The Open Banking revolution is not yet fully implemented in the UK, despite being ahead of its European peers when it comes to data sharing, according to the trustee of the Open Banking Implementation Entity (OBIE).
Speaking on a panel at the PayExpo in London, Imran Gulamhuseinwala said the UK has some way to go in fully realising the benefits of the second Payment Services Directive (PDS2), but suggested that the financial data sharing enabled by early adoption of Open Banking is just the start of a much wider transition to Open Data.
Gulamhuseinwala, who was appointed by the Competition and Markets Authority in 2017 to lead to oversee the roll-out of Open Banking protocols, said: “I think we’ve come an awfully long way it’s been a lot of very hard work, we’re ahead of many countries in Europe, but I would say that unfortunately I don’t think we’re fully there.”
He added that despite the passing of the original 14 September deadline for financial institutions to prepare for the adoption of Application Programming Interfaces (APIs), there are a number of “outstanding issues” that remain to be addressed by the industry.
“I think the performance of the APIs hasn’t settled down enough yet and is not of sufficient quality to be business critical,” Gulamhuseinwala stated, adding: “But I can very much see my way through those immediate challenges and actually think that over the course of the next six months we’re going to tie up many of those final loose ends.”
Looking to the future, fellow panellist Dan Globerson, head of Open Banking at Royal Bank of Scotland, predicted that Open Banking would evolve into a much larger data sharing phenomenon incorporating customer ownership of data from other areas of their financial, social and health activities, as well as more consolidated disruption of the payments industry.
“We’re at the tip of the iceberg, simply the very beginning of what will be a much larger public debate around how do I as a member of the public know who has my data, what they’re using it for, so Open Banking quickly works with Open Finance,” he explained.
Globerson added: “I think we’ve started something that won’t end anytime soon and I also don’t think it’s particularly bank centric, it’s everything centric.”
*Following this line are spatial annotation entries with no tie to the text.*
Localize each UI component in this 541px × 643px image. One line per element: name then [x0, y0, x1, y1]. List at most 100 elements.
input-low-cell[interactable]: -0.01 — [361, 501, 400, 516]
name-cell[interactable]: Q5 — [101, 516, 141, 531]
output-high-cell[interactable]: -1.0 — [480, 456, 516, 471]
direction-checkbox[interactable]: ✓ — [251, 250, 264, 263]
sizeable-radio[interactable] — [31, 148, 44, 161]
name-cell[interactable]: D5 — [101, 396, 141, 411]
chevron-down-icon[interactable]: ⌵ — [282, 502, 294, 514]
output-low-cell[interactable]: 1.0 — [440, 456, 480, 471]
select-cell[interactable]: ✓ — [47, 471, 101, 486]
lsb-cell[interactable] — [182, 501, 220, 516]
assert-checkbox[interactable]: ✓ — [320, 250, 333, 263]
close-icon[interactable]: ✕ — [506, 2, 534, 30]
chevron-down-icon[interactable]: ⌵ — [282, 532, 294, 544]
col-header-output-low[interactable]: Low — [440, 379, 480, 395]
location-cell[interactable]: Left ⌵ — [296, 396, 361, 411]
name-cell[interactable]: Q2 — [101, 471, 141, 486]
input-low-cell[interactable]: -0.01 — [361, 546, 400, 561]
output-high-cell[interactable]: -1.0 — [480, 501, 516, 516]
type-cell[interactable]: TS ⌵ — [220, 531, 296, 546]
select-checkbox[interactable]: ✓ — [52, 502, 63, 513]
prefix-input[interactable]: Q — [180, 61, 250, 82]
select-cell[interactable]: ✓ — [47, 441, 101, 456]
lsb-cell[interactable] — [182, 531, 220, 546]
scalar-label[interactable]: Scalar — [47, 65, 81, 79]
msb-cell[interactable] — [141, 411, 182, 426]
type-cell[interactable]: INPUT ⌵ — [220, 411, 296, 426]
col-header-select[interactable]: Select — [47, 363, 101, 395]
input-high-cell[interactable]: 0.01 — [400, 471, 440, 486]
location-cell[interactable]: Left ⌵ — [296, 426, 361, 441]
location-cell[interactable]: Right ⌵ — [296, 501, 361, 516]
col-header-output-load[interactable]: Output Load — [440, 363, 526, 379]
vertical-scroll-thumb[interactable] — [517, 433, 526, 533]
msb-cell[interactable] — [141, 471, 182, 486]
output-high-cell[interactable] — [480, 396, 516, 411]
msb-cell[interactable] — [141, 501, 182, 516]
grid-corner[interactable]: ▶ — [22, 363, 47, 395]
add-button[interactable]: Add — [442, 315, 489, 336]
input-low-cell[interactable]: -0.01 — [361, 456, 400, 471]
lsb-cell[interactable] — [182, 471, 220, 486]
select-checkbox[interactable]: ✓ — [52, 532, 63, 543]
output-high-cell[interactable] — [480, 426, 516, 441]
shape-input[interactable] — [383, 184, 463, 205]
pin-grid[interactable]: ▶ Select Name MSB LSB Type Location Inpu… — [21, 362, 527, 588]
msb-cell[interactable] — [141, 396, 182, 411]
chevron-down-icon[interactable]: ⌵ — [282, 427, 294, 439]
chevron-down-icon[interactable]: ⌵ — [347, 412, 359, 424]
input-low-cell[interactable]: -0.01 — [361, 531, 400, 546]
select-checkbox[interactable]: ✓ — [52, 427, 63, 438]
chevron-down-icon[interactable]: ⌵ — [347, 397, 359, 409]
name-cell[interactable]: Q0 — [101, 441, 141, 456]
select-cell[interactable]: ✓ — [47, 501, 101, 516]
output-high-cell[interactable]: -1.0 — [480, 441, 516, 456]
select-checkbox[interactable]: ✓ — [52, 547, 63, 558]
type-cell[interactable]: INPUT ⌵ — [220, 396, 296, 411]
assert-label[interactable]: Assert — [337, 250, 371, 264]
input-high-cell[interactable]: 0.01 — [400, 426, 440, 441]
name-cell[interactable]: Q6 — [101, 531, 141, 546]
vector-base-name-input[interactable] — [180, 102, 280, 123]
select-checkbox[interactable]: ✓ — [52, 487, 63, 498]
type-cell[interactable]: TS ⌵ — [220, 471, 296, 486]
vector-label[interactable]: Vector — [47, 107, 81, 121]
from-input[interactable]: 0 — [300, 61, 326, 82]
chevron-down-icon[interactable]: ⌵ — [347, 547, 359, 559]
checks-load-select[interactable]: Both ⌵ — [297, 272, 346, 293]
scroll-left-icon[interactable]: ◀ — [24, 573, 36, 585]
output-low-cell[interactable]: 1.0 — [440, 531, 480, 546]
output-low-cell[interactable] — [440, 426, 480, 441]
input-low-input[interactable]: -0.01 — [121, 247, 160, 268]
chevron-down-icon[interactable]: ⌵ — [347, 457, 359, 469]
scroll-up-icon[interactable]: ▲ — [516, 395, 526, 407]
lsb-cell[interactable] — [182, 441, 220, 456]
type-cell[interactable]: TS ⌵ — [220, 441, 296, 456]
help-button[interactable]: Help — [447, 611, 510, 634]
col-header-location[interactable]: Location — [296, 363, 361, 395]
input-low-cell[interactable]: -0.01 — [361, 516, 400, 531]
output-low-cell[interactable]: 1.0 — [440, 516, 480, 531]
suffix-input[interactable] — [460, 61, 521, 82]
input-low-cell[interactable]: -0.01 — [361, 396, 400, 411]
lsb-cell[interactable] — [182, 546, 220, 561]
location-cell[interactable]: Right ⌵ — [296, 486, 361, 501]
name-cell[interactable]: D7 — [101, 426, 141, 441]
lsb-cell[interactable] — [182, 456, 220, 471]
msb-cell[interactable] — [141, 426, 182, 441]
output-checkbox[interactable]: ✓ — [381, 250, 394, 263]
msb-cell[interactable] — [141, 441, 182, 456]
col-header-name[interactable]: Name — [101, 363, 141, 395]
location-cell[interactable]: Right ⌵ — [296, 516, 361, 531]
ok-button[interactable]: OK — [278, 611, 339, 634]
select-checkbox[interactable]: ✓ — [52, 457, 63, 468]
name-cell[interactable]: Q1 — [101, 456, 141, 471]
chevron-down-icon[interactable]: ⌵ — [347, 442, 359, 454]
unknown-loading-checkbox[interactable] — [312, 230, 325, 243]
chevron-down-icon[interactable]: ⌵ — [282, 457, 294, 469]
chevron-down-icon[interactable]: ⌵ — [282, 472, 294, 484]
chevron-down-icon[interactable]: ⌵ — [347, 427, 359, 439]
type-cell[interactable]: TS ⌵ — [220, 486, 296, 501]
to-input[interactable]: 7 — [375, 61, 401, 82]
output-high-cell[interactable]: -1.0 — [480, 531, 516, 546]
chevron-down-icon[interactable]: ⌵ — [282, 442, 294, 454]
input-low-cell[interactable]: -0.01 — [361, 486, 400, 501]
Gulamhuseinwala agreed that the trajectory of Open Banking to expand beyond the banking sector into areas such as pensions, utilities and the information held by tech giants such as Facebook, was apparent since its launch.
“Even though this started as a regulatory initiative, it was very clear that there could be loads of spinoff benefits of what we’re doing because it is a huge cost and effort for the industry,” he said.
“I would say in the UK we’ve started already, pensions are moving, that’s being legislated for, energy is moving, it’s a little bit further behind, and there is a pipeline to discuss that takes you through the finance sector, utilities type sector, then government data and arguably some of the information that Big Tech holds” Gulamhuseinwala explained.
“But I think at the moment it’s principle driven – it’s driven by the fact that consumer data is valuable, we’ve only just realised that but we don’t really know how it’s being used.”